I find myself in Rush Limbaugh’s library standing next to a leather couch upon which Ann Coulter is perched. The room is festive — crowded with relatives, wineglasses, cigar smoke and loud conversation. I am glaring silently at my mom from across the room with my arms crossed in the “unapproachable way” I know she hates. Mom says I have to introduce myself to Ann because everyone else in the family has met her, Thanksgiving vacation is almost over, she is Rush’s guest, and I am being childish and rude. I have never spoken with Ann or read any of her books, but based on her public persona, I have decided that she is someone I hate. I feel fine about this — happy about this — why would I want to talk to her?

And suddenly I realize that I have become the person I can’t stand.

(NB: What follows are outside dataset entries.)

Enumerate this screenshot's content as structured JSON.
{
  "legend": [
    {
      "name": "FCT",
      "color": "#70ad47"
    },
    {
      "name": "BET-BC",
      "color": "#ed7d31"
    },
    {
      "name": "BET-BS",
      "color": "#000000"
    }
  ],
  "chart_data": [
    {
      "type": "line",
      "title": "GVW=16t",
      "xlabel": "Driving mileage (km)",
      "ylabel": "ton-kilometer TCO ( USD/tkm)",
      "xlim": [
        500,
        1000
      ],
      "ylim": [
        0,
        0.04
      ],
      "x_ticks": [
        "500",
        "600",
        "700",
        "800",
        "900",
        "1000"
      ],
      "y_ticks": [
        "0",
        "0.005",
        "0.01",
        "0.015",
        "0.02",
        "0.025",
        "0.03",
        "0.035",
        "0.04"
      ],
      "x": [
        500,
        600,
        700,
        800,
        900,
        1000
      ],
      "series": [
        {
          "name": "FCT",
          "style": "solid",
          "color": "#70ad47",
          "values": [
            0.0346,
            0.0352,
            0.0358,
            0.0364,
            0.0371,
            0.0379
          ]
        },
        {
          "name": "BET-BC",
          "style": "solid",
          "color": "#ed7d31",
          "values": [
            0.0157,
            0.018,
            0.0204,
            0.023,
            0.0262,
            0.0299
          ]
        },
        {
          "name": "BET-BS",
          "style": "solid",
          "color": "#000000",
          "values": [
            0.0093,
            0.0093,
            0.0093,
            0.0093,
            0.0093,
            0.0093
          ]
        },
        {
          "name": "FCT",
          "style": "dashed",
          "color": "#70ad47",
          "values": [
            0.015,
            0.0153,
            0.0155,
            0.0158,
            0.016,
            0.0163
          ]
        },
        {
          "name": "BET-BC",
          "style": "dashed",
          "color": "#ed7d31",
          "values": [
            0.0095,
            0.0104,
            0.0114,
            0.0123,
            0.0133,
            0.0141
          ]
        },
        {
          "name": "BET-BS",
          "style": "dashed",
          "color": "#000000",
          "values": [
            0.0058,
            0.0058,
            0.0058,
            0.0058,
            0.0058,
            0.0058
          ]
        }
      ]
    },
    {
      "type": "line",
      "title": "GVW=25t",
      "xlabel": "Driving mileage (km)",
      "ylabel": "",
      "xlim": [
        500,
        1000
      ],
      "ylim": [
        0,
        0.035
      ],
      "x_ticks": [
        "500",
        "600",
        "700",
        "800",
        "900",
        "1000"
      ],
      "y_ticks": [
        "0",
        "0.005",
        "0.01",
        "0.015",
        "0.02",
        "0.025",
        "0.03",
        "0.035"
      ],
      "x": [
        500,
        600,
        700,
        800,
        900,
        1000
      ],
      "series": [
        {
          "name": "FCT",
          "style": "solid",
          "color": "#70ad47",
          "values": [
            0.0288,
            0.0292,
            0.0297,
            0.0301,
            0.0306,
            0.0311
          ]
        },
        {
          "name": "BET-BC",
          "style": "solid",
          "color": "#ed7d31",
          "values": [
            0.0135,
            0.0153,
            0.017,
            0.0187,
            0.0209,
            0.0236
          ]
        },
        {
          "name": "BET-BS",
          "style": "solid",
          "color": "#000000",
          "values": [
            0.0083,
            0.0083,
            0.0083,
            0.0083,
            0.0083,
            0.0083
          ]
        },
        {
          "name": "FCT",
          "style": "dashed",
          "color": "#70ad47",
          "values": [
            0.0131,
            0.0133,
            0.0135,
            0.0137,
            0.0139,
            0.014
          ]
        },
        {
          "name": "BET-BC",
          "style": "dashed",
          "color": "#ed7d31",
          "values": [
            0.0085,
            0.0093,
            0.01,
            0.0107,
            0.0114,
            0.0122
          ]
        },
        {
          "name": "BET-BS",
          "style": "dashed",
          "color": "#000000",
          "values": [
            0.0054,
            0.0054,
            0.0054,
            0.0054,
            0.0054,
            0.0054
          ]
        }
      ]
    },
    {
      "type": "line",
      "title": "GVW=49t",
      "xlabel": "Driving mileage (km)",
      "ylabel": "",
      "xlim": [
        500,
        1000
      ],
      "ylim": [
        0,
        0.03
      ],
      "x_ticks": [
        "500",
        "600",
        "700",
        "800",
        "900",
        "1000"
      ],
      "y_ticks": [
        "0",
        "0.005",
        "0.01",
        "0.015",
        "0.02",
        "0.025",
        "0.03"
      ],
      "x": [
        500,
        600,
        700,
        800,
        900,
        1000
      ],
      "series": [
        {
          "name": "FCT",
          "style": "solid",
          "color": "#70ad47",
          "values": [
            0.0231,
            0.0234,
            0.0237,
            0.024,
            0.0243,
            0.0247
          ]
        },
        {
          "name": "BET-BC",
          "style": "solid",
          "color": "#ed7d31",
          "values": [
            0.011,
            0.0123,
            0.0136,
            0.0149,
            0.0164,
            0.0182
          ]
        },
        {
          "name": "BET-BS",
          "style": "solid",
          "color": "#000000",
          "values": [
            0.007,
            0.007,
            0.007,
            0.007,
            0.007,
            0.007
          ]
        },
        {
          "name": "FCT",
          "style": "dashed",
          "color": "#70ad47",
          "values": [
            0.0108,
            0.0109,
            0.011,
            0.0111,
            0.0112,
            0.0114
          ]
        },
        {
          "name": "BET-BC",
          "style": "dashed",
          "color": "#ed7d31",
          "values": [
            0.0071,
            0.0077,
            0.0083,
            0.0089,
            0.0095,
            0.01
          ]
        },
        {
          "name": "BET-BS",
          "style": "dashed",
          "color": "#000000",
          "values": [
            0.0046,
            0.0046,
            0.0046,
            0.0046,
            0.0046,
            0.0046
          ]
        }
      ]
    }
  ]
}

You see, I’m judging her based on her public persona before ever meeting her. And if we talk, and I actually like her, which I might — that will mean she’s become one more person I have to admit I like even though I’m not supposed to.

(…)

My cousin warned me before I left for college that it would continue. She had attended my university a few years before. On her first day of class, her professor asked about Rush and proceeded to tell the whole class why he hated him so much. She told me to be careful. She told me which professors not to take — classes where I might suffer grade bias.

(…)

She peers through her thick bifocals at my I.D. and says, “I bet you’re not too proud of that last name right now,”


Upon introduction, the secretary says, “So, do you do drugs too?”

(…)

Sometimes he invites you to his house for Thanksgiving, you and every single one of your relatives, all expenses paid, and he puts you up in a resort that makes you feel like a movie star. He gives you a room key that doubles as his credit card and you can’t help but charge Chanel sunglasses on it for everything he did the previous year that had made your job as a new teacher in a liberal high school any harder.

He’s the guy who puts “March of the Penguins” on his home movie theater screen for the little cousins to watch and makes sure his candy bowls are filled with jelly beans and doesn’t swear when my nephew tries to throw his antiques down the stairs.

He’s the guy who came from nothing to something and knows what it feels like to miss Missouri.

One Thanksgiving he stands in front of all us relatives in his Versailles-looking living room, and before my grandpa prays over our meal, Cousin Rusty apologizes. He says he’s afraid he has made it tough to be a Limbaugh this past year, and his voice breaks like I have never heard it do before. Cousin Rusty is OK.